Un estudio publicado en la revista Communications Earth & Environment, liderado por el investigador François Thoral, introduce el concepto de “marine darkwaves” (MDWs) u olas oscuras marinas. Estos eventos se definen como periodos breves pero intensos en los que la luz submarina cae a niveles extremadamente bajos —por debajo del percentil 10 histórico— durante al menos cinco días consecutivos.
A diferencia del oscurecimiento costero gradual asociado a la contaminación, las darkwaves ocurren de forma abrupta y extrema, sorprendiendo a los organismos que dependen de la luz para sobrevivir. La investigación se basó en más de 20 años de datos recopilados en las costas de California y Nueva Zelanda, así como en observaciones satelitales del lecho marino.
Los resultados son contundentes: se detectaron eventos que duraron hasta 64 días, con pérdidas de luz cercanas al 100%. Uno de los casos más severos ocurrió en California en 2021, cuando durante un mes completo la iluminación submarina se redujo casi en un 80%.
La luz es esencial para algas, corales y pastos marinos, pero también regula el comportamiento de peces, tiburones y otras especies. Una disminución repentina puede afectar la fotosíntesis, el crecimiento, la reproducción y los patrones de actividad, generando impactos ecológicos comparables a los de las olas de calor marinas.
El estudio también reveló que estos apagones no afectan por igual a todas las profundidades. En Nueva Zelanda, algunos eventos se registraron a 7 metros sin replicarse a 20 metros, lo que apunta a procesos locales como la estratificación del agua o la suspensión de sedimentos.
Entre las causas identificadas se encuentran floraciones de fitoplancton, tormentas intensas, ciclones, remoción de sedimentos y escorrentías cargadas de materia orgánica provenientes de tierra firme. Las actividades humanas, como la deforestación, la agricultura intensiva y los incendios forestales, también juegan un papel clave al aumentar la turbidez del agua.

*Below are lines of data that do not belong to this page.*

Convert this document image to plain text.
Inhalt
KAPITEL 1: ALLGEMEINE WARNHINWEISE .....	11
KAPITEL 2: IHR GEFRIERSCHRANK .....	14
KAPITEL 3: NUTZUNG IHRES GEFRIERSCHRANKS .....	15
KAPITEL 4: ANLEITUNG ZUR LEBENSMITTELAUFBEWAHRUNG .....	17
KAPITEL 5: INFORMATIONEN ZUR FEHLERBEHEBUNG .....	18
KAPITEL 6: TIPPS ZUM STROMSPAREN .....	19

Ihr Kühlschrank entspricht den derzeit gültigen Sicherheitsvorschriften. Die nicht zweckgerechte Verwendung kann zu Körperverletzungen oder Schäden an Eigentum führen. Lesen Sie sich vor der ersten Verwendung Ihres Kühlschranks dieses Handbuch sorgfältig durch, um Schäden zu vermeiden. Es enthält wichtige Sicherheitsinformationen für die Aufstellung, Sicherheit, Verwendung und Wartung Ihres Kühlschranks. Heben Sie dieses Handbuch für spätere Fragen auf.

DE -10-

Los autores advierten que, aunque estos eventos han pasado desapercibidos durante años por la falta de sensores submarinos, ocurren con mayor frecuencia de lo que se creía. Por ello, proponen incorporar las marine darkwaves como un nuevo indicador de estrés oceánico, junto a fenómenos ya conocidos como el calentamiento, la acidificación y la desoxigenación del mar.
La investigación concluye con un llamado urgente a mejorar el monitoreo de la luz submarina, ampliar las redes de observación y adoptar un enfoque integral que conecte lo que ocurre en tierra con la salud de los océanos. Porque incluso en las profundidades, la oscuridad repentina puede marcar la diferencia entre la vida y el colapso ecológico.